Start out by making your alfredo sauce.  If you don't have time, have 2 jars of Alfredo Sauce ready to go.  To make your alfredo, start with meliting your butter over medium heat.  Once melted, add your cream cheese.
When it's melted, whisk in the garlic powder.
Add in the pepper, Paremesan and whisk.
Add the milk little by little and keep whisking.
Done :)  Great job!

In a pan, brown your ground turkey with a little salt and pepper.

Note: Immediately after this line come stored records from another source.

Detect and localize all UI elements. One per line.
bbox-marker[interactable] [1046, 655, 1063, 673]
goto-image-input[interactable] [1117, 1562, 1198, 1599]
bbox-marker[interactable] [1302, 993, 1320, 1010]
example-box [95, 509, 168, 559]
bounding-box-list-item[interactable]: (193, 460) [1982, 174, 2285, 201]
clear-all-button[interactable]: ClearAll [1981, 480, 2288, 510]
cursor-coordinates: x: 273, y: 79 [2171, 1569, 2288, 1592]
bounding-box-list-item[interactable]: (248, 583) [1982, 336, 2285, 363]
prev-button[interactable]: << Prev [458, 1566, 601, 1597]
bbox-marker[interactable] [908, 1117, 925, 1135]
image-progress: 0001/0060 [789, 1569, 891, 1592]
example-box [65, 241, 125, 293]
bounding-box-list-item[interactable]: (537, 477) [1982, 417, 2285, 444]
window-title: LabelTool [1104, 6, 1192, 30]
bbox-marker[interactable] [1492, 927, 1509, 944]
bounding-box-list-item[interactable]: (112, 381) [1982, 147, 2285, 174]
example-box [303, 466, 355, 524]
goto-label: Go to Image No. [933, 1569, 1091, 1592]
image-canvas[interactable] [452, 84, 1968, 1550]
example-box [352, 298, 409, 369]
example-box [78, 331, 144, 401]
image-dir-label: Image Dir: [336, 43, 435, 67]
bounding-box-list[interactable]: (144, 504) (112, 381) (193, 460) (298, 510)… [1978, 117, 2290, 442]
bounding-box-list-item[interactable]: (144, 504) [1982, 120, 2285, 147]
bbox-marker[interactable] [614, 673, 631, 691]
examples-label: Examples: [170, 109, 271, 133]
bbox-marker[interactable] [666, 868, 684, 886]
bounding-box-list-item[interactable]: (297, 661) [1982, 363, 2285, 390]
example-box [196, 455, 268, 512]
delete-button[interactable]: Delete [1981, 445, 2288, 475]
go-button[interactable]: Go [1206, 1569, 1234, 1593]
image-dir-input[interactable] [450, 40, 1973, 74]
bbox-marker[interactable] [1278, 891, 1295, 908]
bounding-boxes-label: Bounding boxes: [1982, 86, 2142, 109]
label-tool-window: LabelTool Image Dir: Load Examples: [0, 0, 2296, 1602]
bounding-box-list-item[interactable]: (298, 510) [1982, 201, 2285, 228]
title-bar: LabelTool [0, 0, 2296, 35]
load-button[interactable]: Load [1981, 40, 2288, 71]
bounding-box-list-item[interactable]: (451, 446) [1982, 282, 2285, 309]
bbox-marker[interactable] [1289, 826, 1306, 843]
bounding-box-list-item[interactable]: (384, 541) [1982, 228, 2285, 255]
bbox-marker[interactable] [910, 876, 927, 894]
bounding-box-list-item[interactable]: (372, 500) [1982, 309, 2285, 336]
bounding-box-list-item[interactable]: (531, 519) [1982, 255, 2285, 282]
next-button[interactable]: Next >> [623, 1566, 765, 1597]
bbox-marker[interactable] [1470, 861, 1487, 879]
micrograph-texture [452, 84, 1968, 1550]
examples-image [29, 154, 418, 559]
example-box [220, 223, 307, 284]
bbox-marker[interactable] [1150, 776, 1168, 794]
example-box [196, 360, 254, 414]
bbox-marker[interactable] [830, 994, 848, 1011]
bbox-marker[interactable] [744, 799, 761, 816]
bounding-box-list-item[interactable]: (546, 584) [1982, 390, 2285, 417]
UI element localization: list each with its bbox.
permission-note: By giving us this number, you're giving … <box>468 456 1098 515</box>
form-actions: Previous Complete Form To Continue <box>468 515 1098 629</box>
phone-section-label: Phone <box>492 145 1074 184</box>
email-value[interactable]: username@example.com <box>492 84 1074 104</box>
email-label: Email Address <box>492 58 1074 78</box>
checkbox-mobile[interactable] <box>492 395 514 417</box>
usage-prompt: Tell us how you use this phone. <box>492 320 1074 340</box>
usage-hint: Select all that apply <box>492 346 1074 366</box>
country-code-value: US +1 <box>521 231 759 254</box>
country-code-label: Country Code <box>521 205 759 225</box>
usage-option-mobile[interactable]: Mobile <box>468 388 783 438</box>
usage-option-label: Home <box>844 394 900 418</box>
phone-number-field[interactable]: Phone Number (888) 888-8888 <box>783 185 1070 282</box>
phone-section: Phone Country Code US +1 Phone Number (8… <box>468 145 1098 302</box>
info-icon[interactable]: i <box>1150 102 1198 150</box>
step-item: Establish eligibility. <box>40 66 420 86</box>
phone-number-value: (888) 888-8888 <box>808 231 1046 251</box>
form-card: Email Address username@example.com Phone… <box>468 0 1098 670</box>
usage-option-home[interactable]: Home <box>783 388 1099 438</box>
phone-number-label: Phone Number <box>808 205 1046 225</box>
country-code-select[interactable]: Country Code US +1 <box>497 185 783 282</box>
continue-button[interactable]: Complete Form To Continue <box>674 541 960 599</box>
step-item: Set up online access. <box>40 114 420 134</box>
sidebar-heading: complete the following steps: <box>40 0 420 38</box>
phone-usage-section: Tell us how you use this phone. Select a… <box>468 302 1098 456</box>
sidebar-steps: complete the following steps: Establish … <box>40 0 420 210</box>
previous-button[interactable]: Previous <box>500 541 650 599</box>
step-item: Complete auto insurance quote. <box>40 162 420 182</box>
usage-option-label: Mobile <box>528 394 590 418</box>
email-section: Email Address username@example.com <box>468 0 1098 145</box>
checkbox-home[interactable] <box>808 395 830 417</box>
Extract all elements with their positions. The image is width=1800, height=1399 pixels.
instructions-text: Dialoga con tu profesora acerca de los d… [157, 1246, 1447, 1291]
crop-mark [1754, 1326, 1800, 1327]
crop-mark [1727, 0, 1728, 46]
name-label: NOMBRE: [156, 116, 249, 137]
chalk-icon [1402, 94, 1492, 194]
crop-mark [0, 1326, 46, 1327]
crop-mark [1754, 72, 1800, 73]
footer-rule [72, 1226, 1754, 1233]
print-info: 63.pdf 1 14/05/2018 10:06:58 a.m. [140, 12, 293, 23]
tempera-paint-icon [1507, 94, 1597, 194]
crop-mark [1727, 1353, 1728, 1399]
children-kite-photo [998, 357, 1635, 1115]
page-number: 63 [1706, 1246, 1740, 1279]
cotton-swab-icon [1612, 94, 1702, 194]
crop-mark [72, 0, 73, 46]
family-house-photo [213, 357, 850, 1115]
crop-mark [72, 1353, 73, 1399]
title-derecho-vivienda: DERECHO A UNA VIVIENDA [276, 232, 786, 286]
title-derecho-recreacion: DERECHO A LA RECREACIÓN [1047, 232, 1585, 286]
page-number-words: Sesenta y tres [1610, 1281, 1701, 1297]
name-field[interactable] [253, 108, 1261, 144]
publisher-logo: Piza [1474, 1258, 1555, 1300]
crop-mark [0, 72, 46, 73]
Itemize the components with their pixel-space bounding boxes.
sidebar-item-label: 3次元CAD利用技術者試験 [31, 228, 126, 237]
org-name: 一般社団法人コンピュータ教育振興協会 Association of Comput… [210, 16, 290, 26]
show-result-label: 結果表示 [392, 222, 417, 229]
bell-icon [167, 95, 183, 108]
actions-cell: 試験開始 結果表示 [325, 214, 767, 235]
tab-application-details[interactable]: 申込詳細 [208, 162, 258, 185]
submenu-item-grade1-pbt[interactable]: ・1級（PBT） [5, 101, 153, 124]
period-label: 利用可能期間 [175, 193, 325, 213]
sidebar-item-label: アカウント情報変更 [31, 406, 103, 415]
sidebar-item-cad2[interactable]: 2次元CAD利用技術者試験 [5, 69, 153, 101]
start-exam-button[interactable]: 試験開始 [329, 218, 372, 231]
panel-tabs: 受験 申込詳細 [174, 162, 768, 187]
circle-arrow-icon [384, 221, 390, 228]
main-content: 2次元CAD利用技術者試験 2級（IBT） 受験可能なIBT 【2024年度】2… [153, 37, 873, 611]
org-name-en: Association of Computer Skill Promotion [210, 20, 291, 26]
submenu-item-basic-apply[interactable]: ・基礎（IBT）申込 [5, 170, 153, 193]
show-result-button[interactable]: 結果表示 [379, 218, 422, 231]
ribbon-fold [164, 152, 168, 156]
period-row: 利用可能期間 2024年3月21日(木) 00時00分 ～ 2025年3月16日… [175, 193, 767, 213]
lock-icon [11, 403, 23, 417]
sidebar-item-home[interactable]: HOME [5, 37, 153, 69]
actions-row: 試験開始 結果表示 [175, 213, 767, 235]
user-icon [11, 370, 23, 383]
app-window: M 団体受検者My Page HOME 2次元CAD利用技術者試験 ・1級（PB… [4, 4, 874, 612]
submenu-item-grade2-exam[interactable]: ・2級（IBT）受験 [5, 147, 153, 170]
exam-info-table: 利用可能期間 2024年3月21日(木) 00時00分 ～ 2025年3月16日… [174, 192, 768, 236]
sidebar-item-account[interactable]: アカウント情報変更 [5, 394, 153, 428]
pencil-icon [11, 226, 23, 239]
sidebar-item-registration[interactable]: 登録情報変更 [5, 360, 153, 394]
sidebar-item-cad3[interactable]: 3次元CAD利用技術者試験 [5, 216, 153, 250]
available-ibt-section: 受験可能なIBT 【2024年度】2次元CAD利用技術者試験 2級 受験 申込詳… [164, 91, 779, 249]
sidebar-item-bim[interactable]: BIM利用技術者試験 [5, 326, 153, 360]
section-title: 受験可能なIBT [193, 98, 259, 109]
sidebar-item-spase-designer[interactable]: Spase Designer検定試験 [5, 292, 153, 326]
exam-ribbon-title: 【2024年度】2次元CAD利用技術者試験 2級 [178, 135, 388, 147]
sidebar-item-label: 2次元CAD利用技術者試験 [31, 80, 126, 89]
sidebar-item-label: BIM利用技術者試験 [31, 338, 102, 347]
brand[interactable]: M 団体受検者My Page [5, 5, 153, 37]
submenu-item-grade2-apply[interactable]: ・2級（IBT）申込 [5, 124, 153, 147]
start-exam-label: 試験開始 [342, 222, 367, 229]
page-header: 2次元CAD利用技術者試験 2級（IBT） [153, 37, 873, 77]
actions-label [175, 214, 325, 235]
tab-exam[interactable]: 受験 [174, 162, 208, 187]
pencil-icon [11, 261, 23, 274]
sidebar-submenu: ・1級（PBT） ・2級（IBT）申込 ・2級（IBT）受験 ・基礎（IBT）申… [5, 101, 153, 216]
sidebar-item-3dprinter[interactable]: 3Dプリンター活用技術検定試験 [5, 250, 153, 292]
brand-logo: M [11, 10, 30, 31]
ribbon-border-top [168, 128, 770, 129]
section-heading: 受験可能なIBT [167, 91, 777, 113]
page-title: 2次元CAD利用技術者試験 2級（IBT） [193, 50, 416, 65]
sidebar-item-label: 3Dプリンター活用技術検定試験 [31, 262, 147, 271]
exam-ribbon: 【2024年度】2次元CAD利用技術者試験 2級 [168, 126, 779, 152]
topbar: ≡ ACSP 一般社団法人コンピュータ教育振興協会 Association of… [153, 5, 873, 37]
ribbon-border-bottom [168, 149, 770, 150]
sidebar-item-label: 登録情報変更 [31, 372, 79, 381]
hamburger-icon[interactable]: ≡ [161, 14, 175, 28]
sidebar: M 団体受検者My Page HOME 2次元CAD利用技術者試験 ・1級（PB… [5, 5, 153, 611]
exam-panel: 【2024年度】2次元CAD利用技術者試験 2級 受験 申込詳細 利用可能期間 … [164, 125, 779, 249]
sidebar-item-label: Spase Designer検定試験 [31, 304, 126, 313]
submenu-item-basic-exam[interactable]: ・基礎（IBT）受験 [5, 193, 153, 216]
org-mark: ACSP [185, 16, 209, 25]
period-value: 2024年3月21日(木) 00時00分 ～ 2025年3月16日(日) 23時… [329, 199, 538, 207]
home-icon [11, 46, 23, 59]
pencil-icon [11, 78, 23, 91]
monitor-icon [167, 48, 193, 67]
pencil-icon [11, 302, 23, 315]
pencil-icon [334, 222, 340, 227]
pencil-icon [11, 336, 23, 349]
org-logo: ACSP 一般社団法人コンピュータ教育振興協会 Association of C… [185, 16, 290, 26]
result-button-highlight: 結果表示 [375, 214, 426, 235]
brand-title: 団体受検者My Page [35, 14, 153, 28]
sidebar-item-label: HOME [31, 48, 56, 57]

In another pan, brown your onions and mushrooms until your onions are translucent.
Spray your crock with non-stick spray!!!!
In the bottom of your crock, pour about 1/2 cup of your alfredo sauce.
 Cover the bottom of your crock with lasagna noodles.  I used about 4, but break them to fit your crock.
Spread half of your ricotta on your noodles.  I found it easiest to place some dollops around and then spread it with the back of a spoon.
 Spread half of the onion and mushroom mixture over the top 
and half of the onion and mushroom mixture.
Spread half of your ground turkey over the top.
Pour about 1 cup of your alfredo sauce over that.
Repeat this process for one more layer.
Top with a final layer of lasagna noodles, about 1/2 cup of your alfredo sauce and the shredded parmesan cheese.

Cook on LOW for 6-7 hours or on HIGH for 3-3.5 hours.